Exército visita indústria chinesa de armas em meio a negociação da Avibras

PEQUIM, CHINA (FOLHAPRESS) – O comandante do Exército brasileiro, general Tomás Paiva, visita nesta quinta-feira (11) a empresa chinesa de armamentos Norinco, em Pequim, em meio a negociações sobre sua participação minoritária na Avibras.

Há um mês, a Norinco enviou uma carta de intenção visando adquirir 49% da empresa brasileira, que está também em negociação com o grupo australiano DefendTex, no caso, visando assumir o controle. Como revelou a Folha de S.Paulo, os Estados Unidos ameaçaram o Brasil com sanções, caso se confirme o negócio com a empresa chinesa.

O jornal conversou por cerca de 30 minutos com o comandante, em Pequim, sob a condição de ser informal, sem registro das declarações. Paiva havia se reunido horas antes com o ministro chinês da Defesa, almirante Dong Jun.

A Avibras Indústria Aeroespacial teria interessado não só às duas citadas, mas a uma terceira, dos Emirados Árabes Unidos, e não se espera que o negócio seja fechado logo, em parte por envolver outros órgãos, como Itamaraty e o próprio Judiciário.

Criada em 1961 e sediada em São José dos Campos, interior paulista, a empresa está há dois anos em recuperação judicial. Já a Norinco, criada em 1980, fabrica desde drones e mísseis até armas leves e munição, tendo se expandido para a engenharia civil, com projetos de grande porte em países como Iraque e Croácia, parte da Iniciativa Cinturão e Rota.

A carta da empresa chinesa chegou às autoridades brasileiras no dia 13 de junho, após uma desistência temporária do DefendTex anunciada pelo ministro da Defesa, José Múcio, numa transmissão pela internet.

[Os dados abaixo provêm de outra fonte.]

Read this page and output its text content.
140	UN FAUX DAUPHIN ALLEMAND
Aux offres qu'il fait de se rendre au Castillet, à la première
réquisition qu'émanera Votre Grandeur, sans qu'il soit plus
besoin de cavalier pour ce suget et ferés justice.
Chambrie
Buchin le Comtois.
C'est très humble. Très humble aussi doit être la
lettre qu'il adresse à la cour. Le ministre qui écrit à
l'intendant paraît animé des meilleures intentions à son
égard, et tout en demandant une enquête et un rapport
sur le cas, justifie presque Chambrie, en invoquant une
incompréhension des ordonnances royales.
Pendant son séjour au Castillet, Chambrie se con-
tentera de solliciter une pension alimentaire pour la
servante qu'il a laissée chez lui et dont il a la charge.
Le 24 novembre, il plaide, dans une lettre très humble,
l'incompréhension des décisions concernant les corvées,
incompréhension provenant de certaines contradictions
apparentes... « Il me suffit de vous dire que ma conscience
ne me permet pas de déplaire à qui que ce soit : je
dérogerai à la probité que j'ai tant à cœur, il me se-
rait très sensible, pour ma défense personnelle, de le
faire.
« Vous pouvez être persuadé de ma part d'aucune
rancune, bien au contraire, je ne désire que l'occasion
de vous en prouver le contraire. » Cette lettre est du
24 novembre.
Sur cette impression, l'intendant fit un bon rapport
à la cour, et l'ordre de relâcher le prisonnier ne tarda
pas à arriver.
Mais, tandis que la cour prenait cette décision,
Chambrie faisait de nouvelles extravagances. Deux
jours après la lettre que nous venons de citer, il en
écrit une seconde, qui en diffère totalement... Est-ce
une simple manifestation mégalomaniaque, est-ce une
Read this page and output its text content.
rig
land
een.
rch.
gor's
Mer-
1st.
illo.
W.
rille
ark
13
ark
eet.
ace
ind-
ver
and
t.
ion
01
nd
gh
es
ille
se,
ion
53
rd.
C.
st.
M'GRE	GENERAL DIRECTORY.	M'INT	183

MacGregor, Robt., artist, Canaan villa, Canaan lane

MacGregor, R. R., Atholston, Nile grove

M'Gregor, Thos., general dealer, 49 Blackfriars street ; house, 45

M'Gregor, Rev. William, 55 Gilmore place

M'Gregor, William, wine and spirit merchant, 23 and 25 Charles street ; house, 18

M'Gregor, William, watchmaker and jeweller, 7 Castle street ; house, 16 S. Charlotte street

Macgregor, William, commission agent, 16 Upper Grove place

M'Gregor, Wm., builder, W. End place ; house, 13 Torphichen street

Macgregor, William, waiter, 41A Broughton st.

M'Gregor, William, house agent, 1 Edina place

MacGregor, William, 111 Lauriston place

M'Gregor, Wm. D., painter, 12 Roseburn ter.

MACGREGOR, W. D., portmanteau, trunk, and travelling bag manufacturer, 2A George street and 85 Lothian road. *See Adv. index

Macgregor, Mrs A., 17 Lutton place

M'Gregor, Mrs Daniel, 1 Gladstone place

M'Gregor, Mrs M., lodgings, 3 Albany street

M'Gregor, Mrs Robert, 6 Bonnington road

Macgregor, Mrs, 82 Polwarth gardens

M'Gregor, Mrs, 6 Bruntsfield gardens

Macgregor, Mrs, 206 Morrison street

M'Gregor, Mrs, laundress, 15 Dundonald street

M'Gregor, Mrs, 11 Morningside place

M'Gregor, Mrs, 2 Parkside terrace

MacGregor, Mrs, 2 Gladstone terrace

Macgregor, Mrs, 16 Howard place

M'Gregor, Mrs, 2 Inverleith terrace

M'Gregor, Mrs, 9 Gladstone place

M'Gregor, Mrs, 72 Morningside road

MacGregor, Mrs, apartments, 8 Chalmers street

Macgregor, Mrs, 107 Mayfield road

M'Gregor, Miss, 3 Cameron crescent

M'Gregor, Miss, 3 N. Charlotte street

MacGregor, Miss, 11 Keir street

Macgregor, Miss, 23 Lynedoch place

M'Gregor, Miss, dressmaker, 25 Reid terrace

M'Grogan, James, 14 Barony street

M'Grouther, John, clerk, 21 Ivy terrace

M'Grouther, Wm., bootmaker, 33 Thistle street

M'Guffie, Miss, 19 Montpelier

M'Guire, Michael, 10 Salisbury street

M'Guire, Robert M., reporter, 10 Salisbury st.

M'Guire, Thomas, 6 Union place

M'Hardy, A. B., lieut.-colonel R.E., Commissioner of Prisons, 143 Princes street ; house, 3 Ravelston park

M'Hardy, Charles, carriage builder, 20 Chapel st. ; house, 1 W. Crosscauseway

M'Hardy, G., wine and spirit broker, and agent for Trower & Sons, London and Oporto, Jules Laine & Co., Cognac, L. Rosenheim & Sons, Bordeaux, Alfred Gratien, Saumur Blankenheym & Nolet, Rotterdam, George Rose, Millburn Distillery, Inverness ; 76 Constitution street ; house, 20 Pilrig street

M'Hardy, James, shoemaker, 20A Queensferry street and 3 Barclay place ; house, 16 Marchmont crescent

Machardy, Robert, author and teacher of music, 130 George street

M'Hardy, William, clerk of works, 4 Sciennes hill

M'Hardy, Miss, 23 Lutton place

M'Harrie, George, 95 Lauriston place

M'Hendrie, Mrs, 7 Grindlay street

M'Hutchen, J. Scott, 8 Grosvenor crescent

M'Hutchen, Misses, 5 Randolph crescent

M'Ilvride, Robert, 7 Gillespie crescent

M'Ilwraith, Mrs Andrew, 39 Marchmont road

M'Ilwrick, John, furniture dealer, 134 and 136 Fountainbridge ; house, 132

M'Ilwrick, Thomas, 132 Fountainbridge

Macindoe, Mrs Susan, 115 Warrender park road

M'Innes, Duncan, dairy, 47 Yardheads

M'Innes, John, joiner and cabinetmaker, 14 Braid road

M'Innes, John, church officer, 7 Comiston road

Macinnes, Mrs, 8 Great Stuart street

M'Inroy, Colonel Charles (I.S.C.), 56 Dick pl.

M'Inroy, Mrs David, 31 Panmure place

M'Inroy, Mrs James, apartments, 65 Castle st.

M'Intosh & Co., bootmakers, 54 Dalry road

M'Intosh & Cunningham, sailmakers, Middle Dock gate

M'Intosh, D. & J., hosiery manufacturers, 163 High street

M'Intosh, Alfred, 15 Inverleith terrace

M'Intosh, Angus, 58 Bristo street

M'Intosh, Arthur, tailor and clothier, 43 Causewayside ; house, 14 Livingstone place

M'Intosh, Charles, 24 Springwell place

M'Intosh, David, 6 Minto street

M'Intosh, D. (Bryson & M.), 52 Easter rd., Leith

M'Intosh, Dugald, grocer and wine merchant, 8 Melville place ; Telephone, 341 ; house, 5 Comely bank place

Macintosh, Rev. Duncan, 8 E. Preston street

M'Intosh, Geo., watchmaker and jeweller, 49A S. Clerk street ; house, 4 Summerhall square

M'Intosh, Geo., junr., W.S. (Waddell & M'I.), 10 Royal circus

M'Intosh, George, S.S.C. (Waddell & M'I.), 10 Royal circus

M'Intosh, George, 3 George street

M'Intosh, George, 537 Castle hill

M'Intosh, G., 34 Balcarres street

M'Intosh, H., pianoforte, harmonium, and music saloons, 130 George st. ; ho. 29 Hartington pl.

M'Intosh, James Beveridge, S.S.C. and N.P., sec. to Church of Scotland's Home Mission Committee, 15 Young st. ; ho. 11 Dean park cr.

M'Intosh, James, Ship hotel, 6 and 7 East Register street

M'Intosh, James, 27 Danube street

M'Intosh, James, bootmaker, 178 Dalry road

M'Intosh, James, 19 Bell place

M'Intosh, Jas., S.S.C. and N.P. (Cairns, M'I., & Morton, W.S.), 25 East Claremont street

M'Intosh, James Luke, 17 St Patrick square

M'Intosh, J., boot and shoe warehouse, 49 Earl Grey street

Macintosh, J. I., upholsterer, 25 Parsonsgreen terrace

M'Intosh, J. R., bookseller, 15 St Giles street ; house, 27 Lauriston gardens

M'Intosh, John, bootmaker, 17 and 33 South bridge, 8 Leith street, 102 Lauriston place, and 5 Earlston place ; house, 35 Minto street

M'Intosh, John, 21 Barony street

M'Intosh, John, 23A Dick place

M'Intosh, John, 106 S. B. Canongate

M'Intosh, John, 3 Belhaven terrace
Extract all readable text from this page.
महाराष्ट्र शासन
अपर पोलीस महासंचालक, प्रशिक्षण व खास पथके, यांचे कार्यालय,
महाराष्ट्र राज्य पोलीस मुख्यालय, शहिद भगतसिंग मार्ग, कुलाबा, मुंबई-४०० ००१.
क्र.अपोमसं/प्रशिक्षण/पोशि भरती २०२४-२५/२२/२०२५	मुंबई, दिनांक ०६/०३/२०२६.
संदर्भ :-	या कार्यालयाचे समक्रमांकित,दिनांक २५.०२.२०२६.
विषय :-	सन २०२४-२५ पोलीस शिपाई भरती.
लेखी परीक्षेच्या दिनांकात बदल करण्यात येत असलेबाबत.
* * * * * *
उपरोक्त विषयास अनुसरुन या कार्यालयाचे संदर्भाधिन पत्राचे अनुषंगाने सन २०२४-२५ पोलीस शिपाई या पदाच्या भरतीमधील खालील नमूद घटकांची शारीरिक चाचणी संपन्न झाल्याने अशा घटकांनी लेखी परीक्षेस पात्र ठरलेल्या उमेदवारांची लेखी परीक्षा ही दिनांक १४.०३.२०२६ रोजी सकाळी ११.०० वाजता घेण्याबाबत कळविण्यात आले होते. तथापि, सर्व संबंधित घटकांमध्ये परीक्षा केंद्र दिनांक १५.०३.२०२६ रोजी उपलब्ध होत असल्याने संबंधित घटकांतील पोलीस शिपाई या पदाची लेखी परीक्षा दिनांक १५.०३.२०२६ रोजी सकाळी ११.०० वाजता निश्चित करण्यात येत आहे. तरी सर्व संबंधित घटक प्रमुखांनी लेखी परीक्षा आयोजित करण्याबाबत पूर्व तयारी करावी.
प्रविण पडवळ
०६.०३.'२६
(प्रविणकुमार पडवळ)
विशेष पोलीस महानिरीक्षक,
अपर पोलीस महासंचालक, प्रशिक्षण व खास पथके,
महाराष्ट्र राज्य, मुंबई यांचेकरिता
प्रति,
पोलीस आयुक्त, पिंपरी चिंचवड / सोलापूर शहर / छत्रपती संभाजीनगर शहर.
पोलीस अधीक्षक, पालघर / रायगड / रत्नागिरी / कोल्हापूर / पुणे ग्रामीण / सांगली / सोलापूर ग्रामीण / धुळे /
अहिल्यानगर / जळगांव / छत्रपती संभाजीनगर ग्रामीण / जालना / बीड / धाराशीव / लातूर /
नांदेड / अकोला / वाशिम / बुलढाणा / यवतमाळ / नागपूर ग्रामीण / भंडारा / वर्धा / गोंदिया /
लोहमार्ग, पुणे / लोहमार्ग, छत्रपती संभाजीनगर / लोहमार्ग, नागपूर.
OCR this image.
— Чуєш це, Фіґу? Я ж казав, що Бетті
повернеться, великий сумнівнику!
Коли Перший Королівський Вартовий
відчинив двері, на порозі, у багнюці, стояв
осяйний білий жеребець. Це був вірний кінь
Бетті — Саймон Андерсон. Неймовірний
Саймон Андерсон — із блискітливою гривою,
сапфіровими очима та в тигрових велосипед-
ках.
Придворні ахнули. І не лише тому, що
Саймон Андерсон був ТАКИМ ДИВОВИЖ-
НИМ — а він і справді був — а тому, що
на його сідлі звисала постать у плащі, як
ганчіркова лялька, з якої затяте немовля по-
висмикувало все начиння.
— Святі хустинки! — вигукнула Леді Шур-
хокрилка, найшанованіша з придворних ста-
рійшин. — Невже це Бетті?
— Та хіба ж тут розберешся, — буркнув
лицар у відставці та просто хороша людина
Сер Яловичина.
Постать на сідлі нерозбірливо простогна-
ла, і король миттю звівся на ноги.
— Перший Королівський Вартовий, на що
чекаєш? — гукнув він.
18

Ele não deu o nome da nova interessada, mas detalhou ser por 49% “e o resto seria capital brasileiro”, acrescentando: “de modo que estamos trabalhando para que isso aconteça”.

A Avibras recebe atenção do governo, inclusive diretamente do presidente Lula, como parte do esforço para recuperar e fomentar a indústria de defesa, considerada de retorno amplo, não só direto, como empregos, mas com repercussão sobre outros setores e a inovação no país. Ela é a principal fornecedora de mísseis e foguetes para o Exército.

Numa prioridade estratégica para a força, a empresa está na fase final de desenvolvimento, em testes, do Míssil Tático de Cruzeiro ou AV-TM 300 —arma que o Brasil hoje não produz e que tem precisão de alvo de nove metros, com lançamento a 300 quilômetros de distância.

A eventual participação chinesa na Avibras não é vista como algo inusitado, dado que sua indústria bélica já vem participando regularmente de licitações brasileiras, tendo perdido o fornecimento de obuseiros, por exemplo, por divergência de calibre. Numa concorrência para veículos blindados, perdeu para Itália.

A diversificação seria uma característica dos armamentos brasileiros hoje, com os EUA, por exemplo, fornecendo helicópteros. Da Índia, país visitado pelo comandante do Exército antes de vir à China, o interesse é comprar o sistema de artilharia antiaérea Akash, desenvolvido pela Bharat, mas para tanto será necessário um acordo governo a governo.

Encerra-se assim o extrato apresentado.